Durante la Milano Design Week abbiamo aperto Salone Outpump: non un classico salone di bellezza, ma un beauty salon diverso dal solito che ha unito community e design.
In una settimana in cui tutto corre veloce, tra opening, installazioni, code e appuntamenti, l’idea era semplice: creare un luogo in cui fermarsi. Rallentare, prendersi tempo e trasformare un gesto quotidiano in un’esperienza condivisa. Farsi i capelli, le unghie o applicare una tooth gem, ma anche parlare, ascoltare musica e vivere lo spazio in modo spontaneo. L’obiettivo era costruire un ambiente capace di accogliere chiunque, senza barriere, senza la pressione di dover semplicemente passare e andare oltre.
Abbiamo scelto di farlo trasformando lo spazio in un salone temporaneo dove estetica e design si incontravano in modo naturale.
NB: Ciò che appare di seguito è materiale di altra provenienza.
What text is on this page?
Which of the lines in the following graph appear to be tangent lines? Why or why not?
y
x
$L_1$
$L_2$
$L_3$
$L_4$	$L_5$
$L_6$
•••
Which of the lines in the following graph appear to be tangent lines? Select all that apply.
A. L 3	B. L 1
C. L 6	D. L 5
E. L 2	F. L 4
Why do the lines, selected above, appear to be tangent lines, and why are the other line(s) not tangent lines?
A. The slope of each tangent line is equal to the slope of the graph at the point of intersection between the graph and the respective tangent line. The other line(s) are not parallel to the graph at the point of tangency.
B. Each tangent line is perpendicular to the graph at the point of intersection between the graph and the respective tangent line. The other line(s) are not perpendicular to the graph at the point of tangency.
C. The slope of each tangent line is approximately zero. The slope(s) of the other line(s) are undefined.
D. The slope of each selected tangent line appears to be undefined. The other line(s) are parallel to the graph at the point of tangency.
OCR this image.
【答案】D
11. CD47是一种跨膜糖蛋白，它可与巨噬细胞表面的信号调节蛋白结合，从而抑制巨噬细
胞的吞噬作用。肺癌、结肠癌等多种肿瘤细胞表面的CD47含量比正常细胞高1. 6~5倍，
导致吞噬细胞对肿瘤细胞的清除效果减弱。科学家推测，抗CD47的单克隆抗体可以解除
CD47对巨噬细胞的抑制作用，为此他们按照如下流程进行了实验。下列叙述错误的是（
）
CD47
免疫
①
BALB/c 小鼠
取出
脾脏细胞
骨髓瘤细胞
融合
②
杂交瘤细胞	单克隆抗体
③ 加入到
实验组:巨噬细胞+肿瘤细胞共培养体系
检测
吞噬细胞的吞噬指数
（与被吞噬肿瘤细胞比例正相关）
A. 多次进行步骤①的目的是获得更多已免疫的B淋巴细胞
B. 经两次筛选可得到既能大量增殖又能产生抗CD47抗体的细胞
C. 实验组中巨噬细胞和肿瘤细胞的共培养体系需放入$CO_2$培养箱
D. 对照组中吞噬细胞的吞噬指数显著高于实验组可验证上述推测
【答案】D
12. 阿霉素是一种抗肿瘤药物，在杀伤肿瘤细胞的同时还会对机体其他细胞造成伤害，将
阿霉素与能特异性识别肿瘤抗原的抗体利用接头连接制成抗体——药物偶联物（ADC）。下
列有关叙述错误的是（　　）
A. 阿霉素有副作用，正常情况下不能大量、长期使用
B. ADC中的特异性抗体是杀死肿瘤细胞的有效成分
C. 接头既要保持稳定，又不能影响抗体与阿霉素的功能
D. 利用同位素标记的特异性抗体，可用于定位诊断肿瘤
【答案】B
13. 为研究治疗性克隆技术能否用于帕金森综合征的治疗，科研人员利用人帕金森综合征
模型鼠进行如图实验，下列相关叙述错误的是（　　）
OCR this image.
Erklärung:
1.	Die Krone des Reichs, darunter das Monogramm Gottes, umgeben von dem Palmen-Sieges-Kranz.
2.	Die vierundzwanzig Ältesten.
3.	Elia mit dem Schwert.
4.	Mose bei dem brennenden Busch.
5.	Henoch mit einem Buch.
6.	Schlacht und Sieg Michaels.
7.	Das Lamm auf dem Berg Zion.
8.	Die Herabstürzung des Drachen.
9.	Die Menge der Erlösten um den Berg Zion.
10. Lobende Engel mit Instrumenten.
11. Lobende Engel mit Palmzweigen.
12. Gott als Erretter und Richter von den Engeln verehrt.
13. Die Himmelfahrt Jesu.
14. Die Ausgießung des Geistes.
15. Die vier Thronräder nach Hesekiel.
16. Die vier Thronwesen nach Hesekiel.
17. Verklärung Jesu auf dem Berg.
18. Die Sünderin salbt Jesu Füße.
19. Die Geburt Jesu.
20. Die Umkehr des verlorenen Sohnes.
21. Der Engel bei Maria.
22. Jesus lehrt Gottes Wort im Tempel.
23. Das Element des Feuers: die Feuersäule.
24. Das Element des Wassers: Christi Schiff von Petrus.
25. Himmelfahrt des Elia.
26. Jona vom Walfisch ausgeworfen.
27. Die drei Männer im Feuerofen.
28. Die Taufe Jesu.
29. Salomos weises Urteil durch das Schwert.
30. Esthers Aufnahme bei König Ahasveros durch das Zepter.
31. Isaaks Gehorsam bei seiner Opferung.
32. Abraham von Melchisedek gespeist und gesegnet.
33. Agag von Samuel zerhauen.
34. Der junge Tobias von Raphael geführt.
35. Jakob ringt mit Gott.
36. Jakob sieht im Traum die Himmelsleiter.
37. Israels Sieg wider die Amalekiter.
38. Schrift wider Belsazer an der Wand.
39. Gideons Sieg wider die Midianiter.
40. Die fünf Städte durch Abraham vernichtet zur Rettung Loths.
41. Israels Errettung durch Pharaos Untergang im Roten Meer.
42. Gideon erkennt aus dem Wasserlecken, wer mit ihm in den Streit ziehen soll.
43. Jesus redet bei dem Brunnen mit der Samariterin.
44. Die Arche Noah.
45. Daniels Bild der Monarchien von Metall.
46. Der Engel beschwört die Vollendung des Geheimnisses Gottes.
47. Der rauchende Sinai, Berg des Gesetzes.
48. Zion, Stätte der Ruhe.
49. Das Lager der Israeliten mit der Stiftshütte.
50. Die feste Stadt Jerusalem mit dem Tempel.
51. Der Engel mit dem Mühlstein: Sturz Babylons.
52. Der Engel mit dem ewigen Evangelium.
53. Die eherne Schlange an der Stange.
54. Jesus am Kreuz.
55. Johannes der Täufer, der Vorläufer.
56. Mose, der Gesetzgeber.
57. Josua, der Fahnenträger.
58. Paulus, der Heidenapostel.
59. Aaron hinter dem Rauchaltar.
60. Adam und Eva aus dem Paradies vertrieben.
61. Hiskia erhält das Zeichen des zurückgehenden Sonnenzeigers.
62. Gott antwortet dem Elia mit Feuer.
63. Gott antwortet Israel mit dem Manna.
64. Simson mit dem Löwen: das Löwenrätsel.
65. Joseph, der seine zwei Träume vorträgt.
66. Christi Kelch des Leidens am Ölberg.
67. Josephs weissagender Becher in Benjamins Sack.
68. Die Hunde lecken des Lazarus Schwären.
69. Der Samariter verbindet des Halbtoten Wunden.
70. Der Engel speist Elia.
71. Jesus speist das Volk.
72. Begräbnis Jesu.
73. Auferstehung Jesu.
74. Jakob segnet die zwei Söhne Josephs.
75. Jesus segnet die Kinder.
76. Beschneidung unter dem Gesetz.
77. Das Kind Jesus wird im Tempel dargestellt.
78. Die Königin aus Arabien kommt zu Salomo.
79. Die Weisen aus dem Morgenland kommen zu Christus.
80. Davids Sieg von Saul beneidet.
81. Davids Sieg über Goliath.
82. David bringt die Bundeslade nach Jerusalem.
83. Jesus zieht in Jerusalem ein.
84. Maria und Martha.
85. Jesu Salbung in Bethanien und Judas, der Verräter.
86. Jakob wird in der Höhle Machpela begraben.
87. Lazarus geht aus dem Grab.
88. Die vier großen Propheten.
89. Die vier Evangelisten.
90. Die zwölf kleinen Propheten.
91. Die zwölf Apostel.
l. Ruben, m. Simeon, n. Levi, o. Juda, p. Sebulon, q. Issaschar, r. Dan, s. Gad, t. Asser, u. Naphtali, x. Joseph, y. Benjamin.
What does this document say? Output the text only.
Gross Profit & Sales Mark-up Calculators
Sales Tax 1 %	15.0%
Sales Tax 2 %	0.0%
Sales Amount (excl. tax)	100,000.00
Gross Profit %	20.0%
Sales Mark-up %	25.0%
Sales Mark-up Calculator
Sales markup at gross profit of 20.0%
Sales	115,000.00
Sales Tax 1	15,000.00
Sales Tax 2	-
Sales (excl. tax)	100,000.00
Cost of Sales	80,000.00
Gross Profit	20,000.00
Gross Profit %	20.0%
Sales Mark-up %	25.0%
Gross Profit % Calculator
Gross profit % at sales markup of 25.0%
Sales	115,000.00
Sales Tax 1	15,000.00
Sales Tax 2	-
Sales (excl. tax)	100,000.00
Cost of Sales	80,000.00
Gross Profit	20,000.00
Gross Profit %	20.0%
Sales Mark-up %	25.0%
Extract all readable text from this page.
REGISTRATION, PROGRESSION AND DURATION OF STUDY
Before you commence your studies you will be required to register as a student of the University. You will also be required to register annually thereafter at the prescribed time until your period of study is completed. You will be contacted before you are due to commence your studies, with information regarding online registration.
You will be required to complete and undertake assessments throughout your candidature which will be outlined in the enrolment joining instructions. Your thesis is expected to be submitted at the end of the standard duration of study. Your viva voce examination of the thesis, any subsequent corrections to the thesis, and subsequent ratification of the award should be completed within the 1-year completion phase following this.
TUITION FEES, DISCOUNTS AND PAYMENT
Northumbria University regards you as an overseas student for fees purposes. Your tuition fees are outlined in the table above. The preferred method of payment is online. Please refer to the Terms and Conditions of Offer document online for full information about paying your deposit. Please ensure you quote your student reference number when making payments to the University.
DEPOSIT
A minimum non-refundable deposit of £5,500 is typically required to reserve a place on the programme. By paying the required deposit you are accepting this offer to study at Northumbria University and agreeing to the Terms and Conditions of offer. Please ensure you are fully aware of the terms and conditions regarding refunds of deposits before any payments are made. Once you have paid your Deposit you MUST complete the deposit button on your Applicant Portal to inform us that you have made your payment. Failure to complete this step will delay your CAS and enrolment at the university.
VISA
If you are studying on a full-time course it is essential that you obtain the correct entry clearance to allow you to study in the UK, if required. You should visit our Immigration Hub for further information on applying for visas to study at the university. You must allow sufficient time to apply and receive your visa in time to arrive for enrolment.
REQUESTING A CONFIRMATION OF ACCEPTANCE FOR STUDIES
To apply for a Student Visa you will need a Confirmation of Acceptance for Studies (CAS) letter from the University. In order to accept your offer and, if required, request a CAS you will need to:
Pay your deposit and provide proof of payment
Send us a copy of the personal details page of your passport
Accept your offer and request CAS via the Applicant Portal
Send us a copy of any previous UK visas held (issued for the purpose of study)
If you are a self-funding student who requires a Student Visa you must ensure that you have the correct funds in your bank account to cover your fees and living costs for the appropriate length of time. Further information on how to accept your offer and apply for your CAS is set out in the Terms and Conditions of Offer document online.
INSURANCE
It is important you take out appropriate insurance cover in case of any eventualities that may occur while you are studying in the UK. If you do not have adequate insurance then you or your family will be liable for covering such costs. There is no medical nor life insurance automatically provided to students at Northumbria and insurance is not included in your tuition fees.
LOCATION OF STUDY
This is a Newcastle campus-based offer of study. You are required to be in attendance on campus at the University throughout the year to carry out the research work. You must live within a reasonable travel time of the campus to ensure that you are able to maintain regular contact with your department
Salone Outpump nasce quindi come un beauty salon atipico, aperto a chiunque volesse prenotare uno slot per una sessione di hairstyling con Luca Nolasco, di braiding con Sia Genevïeve, di nail art con @adorable.kittys.claws o per farsi applicare una tooth gem da DidiGemz.
Ma non si trattava solo di beauty. Lo spazio era pensato come un ambiente collettivo, dove la dimensione estetica si intrecciava con quella artistica e musicale. In questo contesto, artisti e creativi hanno reinterpretato oggetti quotidiani, portando nello spazio lavori che dialogavano perfettamente tra loro. Tra questi Claudia Arcangeli, Davide DiLernia, Laboratorio Riciclo Pelle, Sergio Sorbello, BiBO, Figure Decorative, Ciocchette e SK.
Dopo l’opening di venerdì, nei due giorni successivi la musica ha accompagnato le attività, come elemento fondamentale per definire il ritmo delle giornate. Qualcuno arrivava per un appuntamento specifico, altri entravano per curiosità, molti restavano più del previsto. In questo continuo movimento, il salone è diventato un luogo di passaggio ma anche di permanenza.
Uno degli elementi centrali del progetto è stato proprio il dialogo con artisti e designer che hanno reinterpretato oggetti comuni, trasformandoli in elementi espositivi. In questo senso, Salone Outpump è diventato un laboratorio visivo, uno spazio in cui osservare come elementi familiari possano assumere nuove forme quando inseriti in un contesto diverso.